Le patrimoine de la ville de Saintes est pour moi un gigantesque livre de pierres ouvert sur notre histoire commune. L’histoire des siècles parle ainsi à des générations de Saintongeais qui se succèdent et qui doivent protéger avec ardeur ces témoins de notre passé. Cela semble une déclaration très académique, mais pourtant indispensable pour mieux comprendre l’origine de ces atteintes régulières au patrimoine alors que notre rôle à tous est de le préserver, de le sauvegarder.
Je n’accepte pas le projet de gradins dans l’amphithéâtre permettant à 5000 spectateurs d’assister à des concerts d’opéra. Je n’accepte pas qu’on permette à un tel monument de continuer à se dégrader sans envisager de consolider et de sauvegarder ses pierres antiques. Je n’accepte pas qu’on porte atteinte au patrimoine végétal du vallon des arènes. Je n’accepte pas que l’on brade l’ancien hôpital de la ville à des promoteurs immobiliers alors que notre richesse historique a tant besoin d’un musée qui attire tous les amoureux du monde romain et qui permettrait d’affirmer un peu plus notre indispensable présence dans ce monde de la connaissance.

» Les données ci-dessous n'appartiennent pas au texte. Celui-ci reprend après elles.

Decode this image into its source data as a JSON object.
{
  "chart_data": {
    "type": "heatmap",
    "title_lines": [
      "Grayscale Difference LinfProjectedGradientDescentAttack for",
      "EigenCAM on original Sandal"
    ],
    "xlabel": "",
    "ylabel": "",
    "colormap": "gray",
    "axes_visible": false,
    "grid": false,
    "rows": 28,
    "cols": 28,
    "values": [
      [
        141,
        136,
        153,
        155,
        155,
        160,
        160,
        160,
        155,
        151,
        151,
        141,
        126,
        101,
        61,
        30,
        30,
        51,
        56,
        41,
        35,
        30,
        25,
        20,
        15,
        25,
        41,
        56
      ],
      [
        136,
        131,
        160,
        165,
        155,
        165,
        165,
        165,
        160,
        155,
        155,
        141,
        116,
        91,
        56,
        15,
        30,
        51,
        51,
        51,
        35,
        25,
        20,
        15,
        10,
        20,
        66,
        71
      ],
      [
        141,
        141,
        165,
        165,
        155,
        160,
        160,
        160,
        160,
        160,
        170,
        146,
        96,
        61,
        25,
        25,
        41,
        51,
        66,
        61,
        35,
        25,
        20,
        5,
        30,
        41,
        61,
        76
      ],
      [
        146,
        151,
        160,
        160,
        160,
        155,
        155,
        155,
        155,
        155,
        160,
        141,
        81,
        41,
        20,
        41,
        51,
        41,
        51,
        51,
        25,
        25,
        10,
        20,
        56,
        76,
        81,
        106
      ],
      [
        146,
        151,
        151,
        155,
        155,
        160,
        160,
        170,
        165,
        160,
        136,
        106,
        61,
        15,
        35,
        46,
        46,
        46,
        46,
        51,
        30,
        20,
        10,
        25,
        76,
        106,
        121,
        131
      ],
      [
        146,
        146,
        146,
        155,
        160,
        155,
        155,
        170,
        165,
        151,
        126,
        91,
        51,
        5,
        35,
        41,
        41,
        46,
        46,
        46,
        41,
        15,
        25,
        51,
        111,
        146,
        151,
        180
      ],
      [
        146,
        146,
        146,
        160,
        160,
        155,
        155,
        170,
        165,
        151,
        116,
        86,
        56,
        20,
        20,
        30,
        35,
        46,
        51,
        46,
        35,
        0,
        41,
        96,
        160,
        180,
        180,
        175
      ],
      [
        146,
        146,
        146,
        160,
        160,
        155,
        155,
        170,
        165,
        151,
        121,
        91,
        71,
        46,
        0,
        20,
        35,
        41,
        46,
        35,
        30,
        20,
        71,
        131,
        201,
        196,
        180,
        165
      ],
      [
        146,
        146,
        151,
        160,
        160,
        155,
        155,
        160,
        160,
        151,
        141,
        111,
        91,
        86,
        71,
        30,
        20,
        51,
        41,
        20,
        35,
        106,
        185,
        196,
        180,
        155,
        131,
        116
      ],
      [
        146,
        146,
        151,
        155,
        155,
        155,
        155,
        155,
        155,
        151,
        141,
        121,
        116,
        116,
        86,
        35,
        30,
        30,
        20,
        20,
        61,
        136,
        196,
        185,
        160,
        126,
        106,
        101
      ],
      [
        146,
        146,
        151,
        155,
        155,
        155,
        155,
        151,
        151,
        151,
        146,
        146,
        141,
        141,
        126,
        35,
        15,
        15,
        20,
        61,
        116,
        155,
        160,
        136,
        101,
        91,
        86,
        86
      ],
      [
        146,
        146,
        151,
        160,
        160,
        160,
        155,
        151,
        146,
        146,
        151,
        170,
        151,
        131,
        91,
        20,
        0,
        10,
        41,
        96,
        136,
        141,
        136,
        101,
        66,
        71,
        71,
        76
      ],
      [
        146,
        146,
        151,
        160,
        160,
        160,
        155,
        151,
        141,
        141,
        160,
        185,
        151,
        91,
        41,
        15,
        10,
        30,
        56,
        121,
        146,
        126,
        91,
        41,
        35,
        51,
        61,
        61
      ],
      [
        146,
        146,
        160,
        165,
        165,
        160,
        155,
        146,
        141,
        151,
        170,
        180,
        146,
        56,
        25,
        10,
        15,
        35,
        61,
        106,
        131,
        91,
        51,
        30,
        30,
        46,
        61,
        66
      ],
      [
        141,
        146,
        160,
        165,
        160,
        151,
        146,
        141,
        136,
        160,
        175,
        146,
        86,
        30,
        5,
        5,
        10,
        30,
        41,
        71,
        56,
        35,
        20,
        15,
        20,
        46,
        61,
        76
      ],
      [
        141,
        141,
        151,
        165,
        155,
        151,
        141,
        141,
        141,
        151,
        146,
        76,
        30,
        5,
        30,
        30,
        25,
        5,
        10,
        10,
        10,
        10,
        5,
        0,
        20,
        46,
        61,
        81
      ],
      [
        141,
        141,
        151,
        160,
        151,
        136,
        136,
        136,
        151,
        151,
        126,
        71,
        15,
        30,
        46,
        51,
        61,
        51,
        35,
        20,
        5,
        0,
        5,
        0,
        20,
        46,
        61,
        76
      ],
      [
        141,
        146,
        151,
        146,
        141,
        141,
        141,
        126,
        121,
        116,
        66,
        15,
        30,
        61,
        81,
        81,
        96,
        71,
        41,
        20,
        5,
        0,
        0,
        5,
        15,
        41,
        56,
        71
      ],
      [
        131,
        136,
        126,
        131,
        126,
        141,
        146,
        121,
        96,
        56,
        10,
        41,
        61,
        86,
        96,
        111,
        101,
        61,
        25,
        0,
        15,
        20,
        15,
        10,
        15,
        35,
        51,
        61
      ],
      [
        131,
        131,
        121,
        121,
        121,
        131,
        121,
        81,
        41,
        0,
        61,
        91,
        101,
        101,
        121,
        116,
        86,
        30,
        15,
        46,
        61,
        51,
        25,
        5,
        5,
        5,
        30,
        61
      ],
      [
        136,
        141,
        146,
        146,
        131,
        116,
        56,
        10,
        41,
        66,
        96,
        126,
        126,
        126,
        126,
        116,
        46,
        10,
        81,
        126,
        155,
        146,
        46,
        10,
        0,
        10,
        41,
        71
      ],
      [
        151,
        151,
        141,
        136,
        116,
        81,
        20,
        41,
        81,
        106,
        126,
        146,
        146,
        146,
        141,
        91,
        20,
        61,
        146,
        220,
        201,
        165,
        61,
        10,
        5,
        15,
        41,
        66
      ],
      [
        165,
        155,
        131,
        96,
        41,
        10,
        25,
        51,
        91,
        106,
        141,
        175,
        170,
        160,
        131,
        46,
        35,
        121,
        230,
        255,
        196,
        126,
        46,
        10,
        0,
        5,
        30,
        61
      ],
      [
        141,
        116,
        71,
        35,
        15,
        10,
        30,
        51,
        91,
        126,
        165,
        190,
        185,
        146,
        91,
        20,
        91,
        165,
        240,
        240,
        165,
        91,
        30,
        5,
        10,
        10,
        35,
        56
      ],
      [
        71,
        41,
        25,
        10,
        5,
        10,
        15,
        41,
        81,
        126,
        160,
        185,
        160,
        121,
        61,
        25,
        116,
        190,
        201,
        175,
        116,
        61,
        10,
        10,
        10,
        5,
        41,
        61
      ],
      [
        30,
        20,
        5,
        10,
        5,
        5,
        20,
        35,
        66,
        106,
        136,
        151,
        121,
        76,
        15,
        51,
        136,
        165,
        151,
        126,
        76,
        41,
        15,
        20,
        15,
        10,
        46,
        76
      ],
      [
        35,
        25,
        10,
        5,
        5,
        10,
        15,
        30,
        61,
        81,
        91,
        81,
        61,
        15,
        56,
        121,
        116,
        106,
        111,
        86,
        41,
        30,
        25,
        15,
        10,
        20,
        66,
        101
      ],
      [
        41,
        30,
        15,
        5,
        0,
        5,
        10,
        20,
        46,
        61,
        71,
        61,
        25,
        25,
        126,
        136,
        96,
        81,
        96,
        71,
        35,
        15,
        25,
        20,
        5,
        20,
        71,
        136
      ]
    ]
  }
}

Victor Hugo et Prosper Mérimée ont sans doute été avec d’autres des précurseurs en la matière et aussi des visionnaires. Je vous rappelle que si vous pouvez admirer encore la cathédrale Notre-Dame de Paris, c’est grâce au succès du livre de Victor Hugo qui a soulevé des interrogations et empêché l’irréparable. Les arènes de Lutèce, contemporaines de notre amphithéâtre, ont été sauvées de la destruction par l’engagement direct et énergique de Victor Hugo. Les exemples abondent. Nous devons voir plus loin que le bénéfice immédiat ou à court terme lorsque nous attentons à l’intégrité d’un patrimoine. Cela s’apprécie à très long terme. C’est la condition indispensable pour nous arracher à l’obscur et aller vers la lumière de l’intelligence.